Many of our danger protection systems are installed at an early age. These danger detectors are built to cope with the situation as it existed back then, using the capabilities you had at the time.
Over the years those systems have been streamlined and forgotten, woven into the fabric of your being.
In some cases the danger you are being protected from has long gone, but the protection system runs on regardless, being triggered by situations that seem threatening. Like many problems, they are solutions that have gone well past their sell-by date.
Since protection from danger is a prime motivation for our system as a whole, trying to tap your way past it may be very difficult.
In this tapping process, “I want and I don’t want”, we take pains to acknowledge any resistance and tap with it, rather than against it.
If you find for some reason that you are not getting over a difficulty, or feeling, or a behaviour that is stuck, this little tapping technique may help you loosen the resistance that holds it in place.
Instructions
Tap on two alternating statements
I want to get over this, and I don’t want to get over this
- EB: I want to get over this
- SE: and I don’t want to get over this
- UE: and I want to get over this
- UN: and I don’t want to get over this
- CH: and I want to get over this
- CB: and I don’t want to get over this
- UA: and I want to get over this
- TH: and I don’t want to get over this
By alternating “I want to get over this” which is what your conscious mind wants and “I don’t want to get over this” which is acknowledging the part of you that resists it; and in joining those two thoughts in the same tapping statement with an and, you can acknowledge both sides of that inner conflict and tap it through.
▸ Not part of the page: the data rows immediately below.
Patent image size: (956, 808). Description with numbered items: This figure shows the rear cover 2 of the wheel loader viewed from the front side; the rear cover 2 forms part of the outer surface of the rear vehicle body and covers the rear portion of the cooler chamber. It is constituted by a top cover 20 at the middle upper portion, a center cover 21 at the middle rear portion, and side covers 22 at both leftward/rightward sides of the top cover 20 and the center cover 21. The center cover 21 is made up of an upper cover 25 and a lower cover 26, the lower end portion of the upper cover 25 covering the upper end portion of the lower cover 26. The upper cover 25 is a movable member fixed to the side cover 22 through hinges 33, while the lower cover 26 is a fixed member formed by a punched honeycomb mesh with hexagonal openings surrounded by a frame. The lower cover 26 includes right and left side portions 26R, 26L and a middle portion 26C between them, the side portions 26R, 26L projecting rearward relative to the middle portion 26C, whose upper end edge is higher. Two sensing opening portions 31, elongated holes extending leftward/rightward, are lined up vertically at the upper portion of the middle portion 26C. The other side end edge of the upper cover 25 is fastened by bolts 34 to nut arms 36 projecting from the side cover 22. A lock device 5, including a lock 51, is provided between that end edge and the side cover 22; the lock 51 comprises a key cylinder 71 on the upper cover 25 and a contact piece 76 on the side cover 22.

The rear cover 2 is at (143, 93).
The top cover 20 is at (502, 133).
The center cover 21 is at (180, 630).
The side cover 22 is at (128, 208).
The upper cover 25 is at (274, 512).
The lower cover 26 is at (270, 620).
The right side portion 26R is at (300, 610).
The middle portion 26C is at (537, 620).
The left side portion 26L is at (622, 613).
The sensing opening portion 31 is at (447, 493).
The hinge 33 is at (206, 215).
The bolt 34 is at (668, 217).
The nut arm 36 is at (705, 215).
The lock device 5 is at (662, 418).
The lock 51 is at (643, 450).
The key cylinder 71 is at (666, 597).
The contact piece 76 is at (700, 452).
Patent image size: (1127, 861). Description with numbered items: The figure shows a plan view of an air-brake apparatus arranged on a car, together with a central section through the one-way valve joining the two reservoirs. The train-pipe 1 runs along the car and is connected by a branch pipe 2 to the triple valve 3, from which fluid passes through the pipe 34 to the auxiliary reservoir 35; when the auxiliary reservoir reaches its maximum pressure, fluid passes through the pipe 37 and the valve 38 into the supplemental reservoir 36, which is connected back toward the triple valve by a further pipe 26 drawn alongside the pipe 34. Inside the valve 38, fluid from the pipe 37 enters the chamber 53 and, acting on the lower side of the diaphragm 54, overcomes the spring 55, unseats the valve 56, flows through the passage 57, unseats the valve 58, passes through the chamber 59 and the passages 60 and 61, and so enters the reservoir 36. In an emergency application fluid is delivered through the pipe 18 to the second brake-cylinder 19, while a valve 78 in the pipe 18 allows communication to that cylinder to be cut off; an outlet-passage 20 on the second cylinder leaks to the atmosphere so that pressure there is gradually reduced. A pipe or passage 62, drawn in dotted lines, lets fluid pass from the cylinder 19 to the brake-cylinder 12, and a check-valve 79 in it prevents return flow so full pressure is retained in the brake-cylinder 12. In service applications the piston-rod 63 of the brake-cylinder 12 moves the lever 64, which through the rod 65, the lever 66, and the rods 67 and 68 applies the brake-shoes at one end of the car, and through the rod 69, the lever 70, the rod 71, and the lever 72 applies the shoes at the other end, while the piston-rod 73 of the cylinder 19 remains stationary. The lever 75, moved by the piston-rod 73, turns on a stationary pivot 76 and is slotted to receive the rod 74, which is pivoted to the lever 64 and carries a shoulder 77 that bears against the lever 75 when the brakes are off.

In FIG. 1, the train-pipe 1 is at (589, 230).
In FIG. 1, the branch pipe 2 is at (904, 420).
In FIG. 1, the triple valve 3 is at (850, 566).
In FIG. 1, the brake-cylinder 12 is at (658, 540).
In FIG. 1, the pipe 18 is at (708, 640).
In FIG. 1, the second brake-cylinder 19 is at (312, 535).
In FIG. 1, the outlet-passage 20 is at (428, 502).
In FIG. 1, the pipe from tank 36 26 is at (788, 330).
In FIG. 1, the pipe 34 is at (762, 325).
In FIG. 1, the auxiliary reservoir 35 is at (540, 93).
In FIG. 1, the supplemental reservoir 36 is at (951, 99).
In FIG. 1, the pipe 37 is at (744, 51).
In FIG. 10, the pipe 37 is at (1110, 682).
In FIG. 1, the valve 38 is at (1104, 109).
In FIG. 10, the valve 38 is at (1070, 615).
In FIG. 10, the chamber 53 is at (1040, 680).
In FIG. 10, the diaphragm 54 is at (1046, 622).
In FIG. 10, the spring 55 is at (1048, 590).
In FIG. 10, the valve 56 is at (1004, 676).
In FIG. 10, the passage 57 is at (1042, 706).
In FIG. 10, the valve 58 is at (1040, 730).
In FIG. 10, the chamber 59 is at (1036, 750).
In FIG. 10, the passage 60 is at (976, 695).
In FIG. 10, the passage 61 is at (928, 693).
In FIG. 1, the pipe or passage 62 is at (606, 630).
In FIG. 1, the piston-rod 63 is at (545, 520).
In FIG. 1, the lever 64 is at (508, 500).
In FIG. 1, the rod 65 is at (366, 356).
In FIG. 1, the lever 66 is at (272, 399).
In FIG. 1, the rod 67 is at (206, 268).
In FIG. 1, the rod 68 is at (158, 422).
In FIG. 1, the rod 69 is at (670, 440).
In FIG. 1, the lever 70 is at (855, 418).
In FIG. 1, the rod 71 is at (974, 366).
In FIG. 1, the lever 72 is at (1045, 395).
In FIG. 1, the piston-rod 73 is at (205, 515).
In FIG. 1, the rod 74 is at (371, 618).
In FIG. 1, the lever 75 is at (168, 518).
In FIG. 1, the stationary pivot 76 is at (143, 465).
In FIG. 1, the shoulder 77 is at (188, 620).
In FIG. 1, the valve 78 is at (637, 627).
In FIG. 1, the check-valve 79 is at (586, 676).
As you work through these rounds of tapping you may find that you have some thoughts and ideas popping into your mind about why you want to get over this and why you don’t want to get over this.
Those thoughts and ideas may give you a little more clarity on what you want to do and it may give you further material for tapping and help you come to the right decision for you.
This process will help you clear out some of the internal conflict and clutter that gets in the way of a sound decision and taking action.
It may even become clear that what the conscious mind originally wanted was not the right thing for you at that moment.
Variations on a theme
You might find these alternative phrases better fit your situation.
- I want to change and and I want to stay the same
- I don’t want to feel this and I do want to feel this
- I want to let go of this and I want to hang on to this
- I want to change this behaviour and I want to do things the same old way.
Each of these variations is a slightly different way of expressing the “I want to change, and I don’t want to change” conflict.
This tapping process is designed to acknowledge and soften the conflict rather than give either side the ability to ride roughshod over the other.